Luxemburg sein Parlament Jean-Claude Juncker muss um Wiederwahl kämpfen

Brüssel · Eine Geheimdienst-Affäre hat dem überzeugten Europäer schwer geschadet. Morgen wählt Luxemburg sein Parlament.

Meinungsforscher hatten in Luxemburg ein leichtes Leben. Wahlen im kleinen Großherzogtum waren zuletzt so vorhersehbar wie sonst nur in autoritären Regimen: Am Ende gewinnt immer Jean-Claude Juncker, hieß das ungeschriebene Gesetz. Seit 1995 ist der 58-Jährige Regierungschef. Seine Christsozialen dürften zwar auch morgen stärkste Kraft werden. Doch scheint es diesmal nicht so sicher, dass Juncker Ministerpräsident bleibt.

Zwar ist er trotz der jüngsten Affäre um illegale Abhöraktionen des Geheimdienstes SREL der beliebteste Politiker des Landes. Aber sein bisheriger Koalitionspartner, die Sozialistische Arbeiterpartei (LSAP), hat Juncker wegen dessen politischer Verantwortung für die Geheimdienstaffäre die Gefolgschaft aufgekündigt — und den vorgezogenen Urnengang erzwungen.

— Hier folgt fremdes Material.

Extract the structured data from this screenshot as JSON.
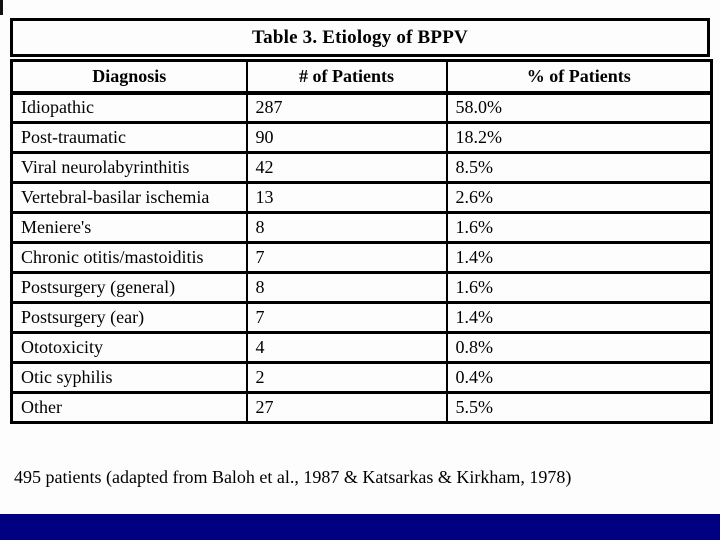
{
  "slide": {
    "title": "Table 3.  Etiology of BPPV",
    "footer": "495 patients (adapted from Baloh et al., 1987 & Katsarkas & Kirkham, 1978)",
    "colors": {
      "accent_bar": "#000080",
      "text": "#000000",
      "background": "#fdfdfd",
      "table_border": "#000000"
    }
  },
  "table": {
    "columns": [
      "Diagnosis",
      "# of Patients",
      "% of Patients"
    ],
    "rows": [
      {
        "diagnosis": "Idiopathic",
        "patients": "287",
        "percent": "58.0%"
      },
      {
        "diagnosis": "Post-traumatic",
        "patients": "90",
        "percent": "18.2%"
      },
      {
        "diagnosis": "Viral neurolabyrinthitis",
        "patients": "42",
        "percent": "8.5%"
      },
      {
        "diagnosis": "Vertebral-basilar ischemia",
        "patients": "13",
        "percent": "2.6%"
      },
      {
        "diagnosis": "Meniere's",
        "patients": "8",
        "percent": "1.6%"
      },
      {
        "diagnosis": "Chronic otitis/mastoiditis",
        "patients": "7",
        "percent": "1.4%"
      },
      {
        "diagnosis": "Postsurgery (general)",
        "patients": "8",
        "percent": "1.6%"
      },
      {
        "diagnosis": "Postsurgery (ear)",
        "patients": "7",
        "percent": "1.4%"
      },
      {
        "diagnosis": "Ototoxicity",
        "patients": "4",
        "percent": "0.8%"
      },
      {
        "diagnosis": "Otic syphilis",
        "patients": "2",
        "percent": "0.4%"
      },
      {
        "diagnosis": "Other",
        "patients": "27",
        "percent": "5.5%"
      }
    ]
  }
}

"Das Land braucht neue Männer und Frauen"

LSAP-Spitzenkandidat Etienne Schneider (42) verspricht einen Neuanfang und will Premier einer Ampel-Koalition mit Liberalen und Grünen werden. "Das Land braucht neue Männer und Frauen", sagte er. Wenn es zu dritt möglich sei, Reformen zur Modernisierung des Staates einzuleiten, dann sei er für eine Dreier-Koalition, kündigte der bisherige Wirtschaftsminister an.

Dies sei zwar "demokratisch legitim", aber nicht im Landesinteresse, ätzte Juncker gegen die ungewohnte Konkurrenz. Für den dienstältesten Regierungschef Europas kommt es einer Majestätsbeleidigung gleich, dass die Sozialisten den Aufstand proben. "Ich fühle mich verletzt. Das Aufkündigen einer jahrzehntelangen Partnerschaft hat wehgetan", sagte der als Europapolitiker international geschätzte Juncker. Er will Schneiders Plan durchkreuzen. Den Mitbürgern versprach er dafür, auf jeden Fall im Großherzogtum zu bleiben — notfalls als Oppositionsführer. Hartnäckig halten sich indes die Gerüchte, er sei nur noch einmal angetreten, um sich die Chance auf einen EU-Spitzenjob zu erhalten. Die Konservativen suchen noch händeringend einen Spitzenkandidaten für die Europawahl, der auch Kommissionspräsident werden soll. Auch Ratspräsident Herman van Rompuy braucht bald einen Nachfolger.

"Zusammen für Luxemburg"

Juncker selbst hat nie einen Hehl daraus gemacht, dass ihm das Großherzogtum zu klein ist. Er führte die Gemeinschaftswährung mit ein, verteidigte sie in der Krise als Euro-Gruppenchef. Brüssel ist seine Bühne, Europa sein Zuhause. Deshalb unterschätzte er lange die Brisanz der Geheimdienst-Missstände daheim. Darum mögen viele seinen Heimattreue-Schwüren jetzt nicht so recht glauben. "Zusammen für Luxemburg", lautete Junckers Wahlkampfmotto. Seine staatsmännische Ader kam auch bei Auftritten in der Provinz immer wieder zum Vorschein. "Wenn ich den chinesischen Staatschef treffe, nehme ich ihn in den Arm und sage: Wir beide repräsentieren ein Drittel der Weltbevölkerung", lautete ein Lieblingswitz in seinen Reden.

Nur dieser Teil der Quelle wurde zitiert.